Je cherche en vain un autre arrêt du collectivo pour San Ángel et termine après avoir fait moult détours par arriver au métro Viveros. Je fais une station et dois encore prendre un bus qui me dépose à une centaine de mètres de la place San Jacinto. Ambiance sympathique de dimanche après-midi, bien agréable après avoir longé quelques grands axes pour arriver. Je remonte dans de petites rues en direction du studio de Frida et Diego construit par l'architecte Juan O'Gorman. Ce quartier de Mexico me plaît beaucoup. Petite rues tranquilles, belles maisons coloniales, un petit parfum de Montmartre.

 

J'arrive au musée et suis séduite par l'architecture intérieure du studio. L'extérieur, en revanche, fait vraiment bloc de béton. Je retrouve les images du film Frida. Le studio est très bien disposé et conserve les collections de Judas, d'artisanat mexicain et d'objets archéologiques de Diego. La grande baie vitrée du studio est très plaisante. Beaucoup de photographies du couple, quasiment pas de tableaux en revanche. Après la visite de la Casa Azul, qui dont on sort légèrement déprimé par le récit de la vie de Frida et de ses malheurs, la visite du studio est une bouffée d'air frais, qui montre plutôt sa joie de vivre et sa force de caractère.

Je rentre au Zócalo juste avant la tombée de la nuit et assiste, une fois de plus, aux danses mayas new wave avant de trouver refuge au Mundo Joven Hostel Catedral. Après mon heure et demie d'Internet, je descends m'installer au comptoir pour dîner, quand 3 Mexicains m'invitent à leur table.

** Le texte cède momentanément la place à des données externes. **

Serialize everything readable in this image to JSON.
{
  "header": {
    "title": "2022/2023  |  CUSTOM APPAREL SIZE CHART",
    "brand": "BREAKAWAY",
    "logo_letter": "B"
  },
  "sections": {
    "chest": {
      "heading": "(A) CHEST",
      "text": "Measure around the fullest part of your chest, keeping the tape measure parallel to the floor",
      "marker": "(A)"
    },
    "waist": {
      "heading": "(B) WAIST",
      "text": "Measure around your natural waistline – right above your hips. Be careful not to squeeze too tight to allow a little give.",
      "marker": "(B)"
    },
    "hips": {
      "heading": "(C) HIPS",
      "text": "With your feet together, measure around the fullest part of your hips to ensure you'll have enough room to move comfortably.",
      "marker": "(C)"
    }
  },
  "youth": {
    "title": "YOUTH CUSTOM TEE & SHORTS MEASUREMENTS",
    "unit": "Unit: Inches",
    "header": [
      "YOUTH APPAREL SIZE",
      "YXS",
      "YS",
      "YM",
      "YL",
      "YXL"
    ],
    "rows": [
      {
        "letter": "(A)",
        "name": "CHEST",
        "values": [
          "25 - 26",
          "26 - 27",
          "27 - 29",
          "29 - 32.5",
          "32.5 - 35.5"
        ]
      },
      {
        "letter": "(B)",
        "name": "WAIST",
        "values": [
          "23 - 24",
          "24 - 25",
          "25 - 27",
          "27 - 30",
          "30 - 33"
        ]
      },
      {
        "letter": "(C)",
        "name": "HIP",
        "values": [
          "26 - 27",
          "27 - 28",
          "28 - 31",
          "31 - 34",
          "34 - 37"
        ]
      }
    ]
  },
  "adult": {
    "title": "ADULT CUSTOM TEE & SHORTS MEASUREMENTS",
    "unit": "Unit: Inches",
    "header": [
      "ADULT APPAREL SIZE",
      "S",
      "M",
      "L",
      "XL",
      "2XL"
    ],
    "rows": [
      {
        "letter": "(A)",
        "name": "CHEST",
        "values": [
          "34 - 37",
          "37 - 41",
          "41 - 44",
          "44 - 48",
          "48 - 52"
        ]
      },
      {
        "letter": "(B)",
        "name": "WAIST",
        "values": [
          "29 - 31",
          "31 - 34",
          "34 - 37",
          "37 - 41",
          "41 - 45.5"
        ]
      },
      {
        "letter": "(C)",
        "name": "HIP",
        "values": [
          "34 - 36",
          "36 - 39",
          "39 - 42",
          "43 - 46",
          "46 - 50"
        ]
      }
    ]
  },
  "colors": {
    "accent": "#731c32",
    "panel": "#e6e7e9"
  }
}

Ils jouent aux dominos et me proposent de jouer en équipes de deux. Cela fait bien 25 ans que je n ai pas joué à ce jeu, et ils doivent un peu me rafraîchir la mémoire pour les règles, mais ça revient vite. Nous nous amusons bien jusqu'au moment où Jose, le plus jeune, retient ses larmes. Un de leurs amis, de la région de Chihuahua, vient de se faire assassiner, tué d'une balle dans la tempe, ainsi que sa petite amie. La violence, dans le Nord du Mexique, n'est pas un mythe et les cartels de la drogue font leur sale business.

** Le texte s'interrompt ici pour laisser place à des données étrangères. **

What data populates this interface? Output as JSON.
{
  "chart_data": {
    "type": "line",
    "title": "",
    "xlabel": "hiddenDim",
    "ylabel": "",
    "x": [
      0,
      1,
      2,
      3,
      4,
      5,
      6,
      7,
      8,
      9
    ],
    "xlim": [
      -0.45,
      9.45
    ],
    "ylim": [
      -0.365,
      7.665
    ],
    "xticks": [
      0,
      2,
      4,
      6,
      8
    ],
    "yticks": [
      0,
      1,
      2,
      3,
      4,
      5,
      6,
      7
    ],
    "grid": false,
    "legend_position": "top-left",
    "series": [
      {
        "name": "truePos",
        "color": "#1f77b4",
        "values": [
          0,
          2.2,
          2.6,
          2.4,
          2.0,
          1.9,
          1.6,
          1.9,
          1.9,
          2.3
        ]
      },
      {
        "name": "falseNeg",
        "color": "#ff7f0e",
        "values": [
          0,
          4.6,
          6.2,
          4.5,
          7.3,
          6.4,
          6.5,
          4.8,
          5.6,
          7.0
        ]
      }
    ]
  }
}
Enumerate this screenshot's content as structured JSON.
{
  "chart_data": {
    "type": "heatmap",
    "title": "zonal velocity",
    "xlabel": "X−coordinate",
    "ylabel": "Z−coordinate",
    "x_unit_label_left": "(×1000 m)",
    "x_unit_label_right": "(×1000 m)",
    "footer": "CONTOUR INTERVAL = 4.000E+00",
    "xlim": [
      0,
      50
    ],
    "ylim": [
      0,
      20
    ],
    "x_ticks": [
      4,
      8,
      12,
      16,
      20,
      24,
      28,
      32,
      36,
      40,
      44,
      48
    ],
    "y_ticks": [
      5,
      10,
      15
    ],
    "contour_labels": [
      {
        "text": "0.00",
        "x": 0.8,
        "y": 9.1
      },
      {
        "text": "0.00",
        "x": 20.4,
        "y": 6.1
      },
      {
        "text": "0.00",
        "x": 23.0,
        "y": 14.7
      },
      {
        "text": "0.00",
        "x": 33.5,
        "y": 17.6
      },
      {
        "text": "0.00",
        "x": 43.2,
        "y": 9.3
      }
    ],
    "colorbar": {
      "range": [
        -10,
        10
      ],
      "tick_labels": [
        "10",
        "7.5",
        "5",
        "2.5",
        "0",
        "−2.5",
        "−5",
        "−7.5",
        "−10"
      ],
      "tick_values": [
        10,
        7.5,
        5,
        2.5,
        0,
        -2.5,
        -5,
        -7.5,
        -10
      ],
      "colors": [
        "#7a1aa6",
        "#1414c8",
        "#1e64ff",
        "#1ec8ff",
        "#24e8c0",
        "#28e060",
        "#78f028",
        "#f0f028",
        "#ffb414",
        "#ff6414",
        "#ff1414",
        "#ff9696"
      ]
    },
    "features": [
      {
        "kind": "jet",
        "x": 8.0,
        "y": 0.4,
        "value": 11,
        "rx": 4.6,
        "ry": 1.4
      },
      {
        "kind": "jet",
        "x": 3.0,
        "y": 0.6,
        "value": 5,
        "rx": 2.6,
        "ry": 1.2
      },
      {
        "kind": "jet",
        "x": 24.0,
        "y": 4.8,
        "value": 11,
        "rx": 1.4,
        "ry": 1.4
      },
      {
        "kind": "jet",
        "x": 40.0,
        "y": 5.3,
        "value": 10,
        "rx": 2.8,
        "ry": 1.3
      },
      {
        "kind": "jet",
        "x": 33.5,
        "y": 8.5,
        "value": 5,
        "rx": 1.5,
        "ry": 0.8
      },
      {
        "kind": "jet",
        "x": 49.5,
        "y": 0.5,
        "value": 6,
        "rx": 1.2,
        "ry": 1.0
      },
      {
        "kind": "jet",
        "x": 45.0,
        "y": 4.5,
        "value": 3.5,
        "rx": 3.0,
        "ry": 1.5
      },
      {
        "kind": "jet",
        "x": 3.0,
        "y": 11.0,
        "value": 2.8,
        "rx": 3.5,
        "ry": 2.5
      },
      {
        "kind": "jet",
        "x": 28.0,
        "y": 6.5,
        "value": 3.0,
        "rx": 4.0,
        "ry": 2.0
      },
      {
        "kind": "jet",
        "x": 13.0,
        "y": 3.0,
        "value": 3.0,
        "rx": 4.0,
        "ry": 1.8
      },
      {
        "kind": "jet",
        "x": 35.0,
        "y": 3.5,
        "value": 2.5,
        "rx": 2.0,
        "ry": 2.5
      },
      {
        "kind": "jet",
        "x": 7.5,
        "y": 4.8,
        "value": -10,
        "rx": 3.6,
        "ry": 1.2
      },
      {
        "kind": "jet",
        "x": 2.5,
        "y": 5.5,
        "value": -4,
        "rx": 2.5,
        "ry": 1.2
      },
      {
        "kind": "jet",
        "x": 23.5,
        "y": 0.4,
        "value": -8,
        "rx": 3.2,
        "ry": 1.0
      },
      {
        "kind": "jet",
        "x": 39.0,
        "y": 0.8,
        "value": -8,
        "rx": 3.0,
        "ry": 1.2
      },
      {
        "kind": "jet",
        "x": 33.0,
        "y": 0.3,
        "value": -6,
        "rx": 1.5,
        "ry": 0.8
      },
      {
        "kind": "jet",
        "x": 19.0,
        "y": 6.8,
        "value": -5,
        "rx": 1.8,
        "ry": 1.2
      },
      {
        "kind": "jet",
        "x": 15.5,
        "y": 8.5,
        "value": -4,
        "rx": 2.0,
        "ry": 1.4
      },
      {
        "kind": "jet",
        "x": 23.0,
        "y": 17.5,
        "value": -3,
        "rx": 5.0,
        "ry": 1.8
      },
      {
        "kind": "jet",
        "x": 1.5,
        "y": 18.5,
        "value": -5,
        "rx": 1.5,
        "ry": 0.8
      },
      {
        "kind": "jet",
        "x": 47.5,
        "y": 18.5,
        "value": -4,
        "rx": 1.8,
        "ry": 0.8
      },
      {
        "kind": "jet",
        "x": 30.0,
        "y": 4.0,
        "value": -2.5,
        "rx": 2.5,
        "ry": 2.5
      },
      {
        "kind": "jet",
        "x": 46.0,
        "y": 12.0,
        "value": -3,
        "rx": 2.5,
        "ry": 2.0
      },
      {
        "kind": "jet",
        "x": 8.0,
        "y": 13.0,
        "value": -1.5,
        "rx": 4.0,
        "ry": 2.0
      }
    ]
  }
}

Je commande un petit truc à manger, puis nous décidons de sortir dans le quartier de Condesa. Je dois repasser à mon hôtel, troquer mon sac à dos pour un petit sac à main. Leopoldo, dit Polo, m'accompagne. Pendant ce temps, les autres vont chercher la voiture, qui est restée au parking Bellas Artes, qui va bientôt fermer. Quand nous arrivons à Bellas Artes, personne. Il faut dire que nous n'avons pas été très précis dans notre point de rendez-vous...

Qu'à cela ne tienne, Polo, dont l'oncle a construit la tour Latino-America, me propose de monter au 38ème étage. Celui-ci est fermé à cette heure-ci, mais Polo reussit à convaincre les veilleurs de nuit de nous laisser accéder au 35ème étage, qui est inoccupé. Nous admirons la vue à 360 degrés sur toute la ville illuminée. Quel spectacle ! Nous allons ensuite prendre un dernier verre à la Casa de los Azulejos. Il est une heure du matin quand je rentre à pas de loup dans le dortoir endormi.